Text: Lina Stefanou Photo: Yannis Bournias


Day 5. The city
11:00 Edinburgh is a ‘cross-stitched’ city. The streets meet at different levels, passing above or beneath each other, and once you go off the main street you can end up anywhere. In Victoria street, as I am looking for a shop with old maps, I chance upon the Old Town Bookshop: a beautiful old establishment for second-hand and antiquarian books which reminds me a little of Shakespeare & Co in Paris, although it is smaller. I find the first volume of The Journal of a Tour to The Hebrides in a 1908 edition. The second volume is missing and the price is low, so I buy it: it is Boswell’s journal of his trip with Samuel Johnson, the book that made Boswell famous. I continue happily on my way. I contemplate the architecture of University Old College, the library, the Greek-style Surgeon’s Hall museums. I walk past the Blind Poet Bar.

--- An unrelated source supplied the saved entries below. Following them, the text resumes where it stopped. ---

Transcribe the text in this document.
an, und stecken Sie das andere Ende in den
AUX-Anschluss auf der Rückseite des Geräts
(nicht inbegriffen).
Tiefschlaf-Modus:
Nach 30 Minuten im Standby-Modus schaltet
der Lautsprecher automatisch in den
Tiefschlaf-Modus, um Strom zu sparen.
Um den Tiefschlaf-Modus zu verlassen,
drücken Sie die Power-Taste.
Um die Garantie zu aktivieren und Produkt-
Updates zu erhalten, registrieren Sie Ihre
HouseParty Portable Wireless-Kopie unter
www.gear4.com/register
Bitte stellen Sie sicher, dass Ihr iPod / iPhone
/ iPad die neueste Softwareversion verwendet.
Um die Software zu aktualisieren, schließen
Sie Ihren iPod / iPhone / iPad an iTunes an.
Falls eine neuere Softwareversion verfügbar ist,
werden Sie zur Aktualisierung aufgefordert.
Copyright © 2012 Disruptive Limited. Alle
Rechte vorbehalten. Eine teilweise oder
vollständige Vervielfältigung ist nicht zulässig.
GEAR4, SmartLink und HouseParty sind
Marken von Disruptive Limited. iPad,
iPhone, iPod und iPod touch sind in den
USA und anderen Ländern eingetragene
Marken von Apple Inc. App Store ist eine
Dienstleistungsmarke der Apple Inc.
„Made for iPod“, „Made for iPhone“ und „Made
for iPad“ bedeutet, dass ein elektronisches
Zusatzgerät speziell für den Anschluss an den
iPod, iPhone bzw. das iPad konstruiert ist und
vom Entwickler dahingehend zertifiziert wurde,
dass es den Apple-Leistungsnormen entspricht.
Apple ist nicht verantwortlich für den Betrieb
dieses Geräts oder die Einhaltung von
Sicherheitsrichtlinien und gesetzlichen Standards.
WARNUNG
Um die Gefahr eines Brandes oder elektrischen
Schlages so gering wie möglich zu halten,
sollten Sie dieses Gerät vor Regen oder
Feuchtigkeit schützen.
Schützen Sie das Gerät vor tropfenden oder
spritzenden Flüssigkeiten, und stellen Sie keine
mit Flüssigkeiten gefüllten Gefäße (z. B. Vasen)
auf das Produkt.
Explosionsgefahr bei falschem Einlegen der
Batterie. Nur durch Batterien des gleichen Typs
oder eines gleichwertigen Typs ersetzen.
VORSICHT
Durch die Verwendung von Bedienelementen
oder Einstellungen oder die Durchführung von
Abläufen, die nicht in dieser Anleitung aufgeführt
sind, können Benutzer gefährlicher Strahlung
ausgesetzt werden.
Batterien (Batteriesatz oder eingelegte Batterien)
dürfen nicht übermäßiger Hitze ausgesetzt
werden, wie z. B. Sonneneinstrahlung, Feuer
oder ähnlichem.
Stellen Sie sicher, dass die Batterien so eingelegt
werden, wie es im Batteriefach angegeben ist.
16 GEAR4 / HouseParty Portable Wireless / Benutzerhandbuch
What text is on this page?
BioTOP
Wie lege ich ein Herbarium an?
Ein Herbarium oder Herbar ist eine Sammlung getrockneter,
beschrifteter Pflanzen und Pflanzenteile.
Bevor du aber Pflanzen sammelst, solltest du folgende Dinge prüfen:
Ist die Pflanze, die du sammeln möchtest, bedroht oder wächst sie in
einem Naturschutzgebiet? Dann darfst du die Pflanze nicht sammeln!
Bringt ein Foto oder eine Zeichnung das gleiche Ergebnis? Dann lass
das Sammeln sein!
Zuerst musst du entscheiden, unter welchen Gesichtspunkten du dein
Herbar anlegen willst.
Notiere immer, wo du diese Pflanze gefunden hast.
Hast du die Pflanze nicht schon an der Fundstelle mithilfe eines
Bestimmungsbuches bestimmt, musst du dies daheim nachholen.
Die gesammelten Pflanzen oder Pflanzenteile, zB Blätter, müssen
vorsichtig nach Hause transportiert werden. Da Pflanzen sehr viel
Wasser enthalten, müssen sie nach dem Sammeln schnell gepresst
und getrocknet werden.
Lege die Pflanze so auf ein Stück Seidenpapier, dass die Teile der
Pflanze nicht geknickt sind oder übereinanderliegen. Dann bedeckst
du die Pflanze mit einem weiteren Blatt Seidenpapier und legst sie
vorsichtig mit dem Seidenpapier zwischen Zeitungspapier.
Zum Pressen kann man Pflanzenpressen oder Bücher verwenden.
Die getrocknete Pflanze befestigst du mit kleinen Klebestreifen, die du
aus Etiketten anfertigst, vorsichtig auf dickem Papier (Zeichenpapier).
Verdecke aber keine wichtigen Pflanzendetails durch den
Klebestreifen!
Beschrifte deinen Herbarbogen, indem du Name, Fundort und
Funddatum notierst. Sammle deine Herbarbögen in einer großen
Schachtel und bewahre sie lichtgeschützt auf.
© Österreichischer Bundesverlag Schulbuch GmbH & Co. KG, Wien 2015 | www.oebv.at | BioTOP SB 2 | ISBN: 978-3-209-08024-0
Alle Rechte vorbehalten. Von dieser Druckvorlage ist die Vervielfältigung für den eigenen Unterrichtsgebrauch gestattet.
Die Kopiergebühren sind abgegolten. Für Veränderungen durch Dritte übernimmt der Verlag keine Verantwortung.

12:15 Across the street from the University I discover the students’ haunt. The stone café with tables and benches of solid wood serves tasty sandwiches, homemade scones, coffee and tea. At this hour it is full of young people who come in with their notes and i-pads; I am probably the only person over 30 in here. In addition to tattoos, the young generation is obsessed with piercing. It is as if they remap their face, keeping their distance from the establishment and the existing world. The jewellery worn in tongues, eyebrows, ears, cheeks and noses —predominantly noses— seems like a statement of differentiation. I wish with all my heart that they achieve this in its essence, and take it beyond the jewel-symbol at the tip of their nose.

13:00 Circling the square in Edinburgh seems like the riddle Archimedes was trying to solve shortly before he was killed by that ignorant Roman soldier. Taxis are a way out. Taxis are your friends in Edinburgh. The cabbies are polite, there is room for your suitcase or dog and you can still stretch your legs. They are big, black and move slowly like sloths until you hire them and give them a reason to speed up. I visit the Scottish National Gallery. Rubens, Raphael, Cezanne, Van Gogh, Vermeer, El Greco — I meet all my good friends again.

16:00 I take a rest in the gardens of Princes Street. It’s a rare sunny day and the park is teeming with parents with kids, elderly people and dogs. I sit and pretend to be a seasoned inhabitant of this city. I think of Ian Rankin and J. K. Rowling. The truth is that you can’t live in Edinburgh and not attempt to write at some point. I am leaving tomorrow. I get up. I must fit in at least a brief visit to the National Museum of Scotland. I am told it is amazing.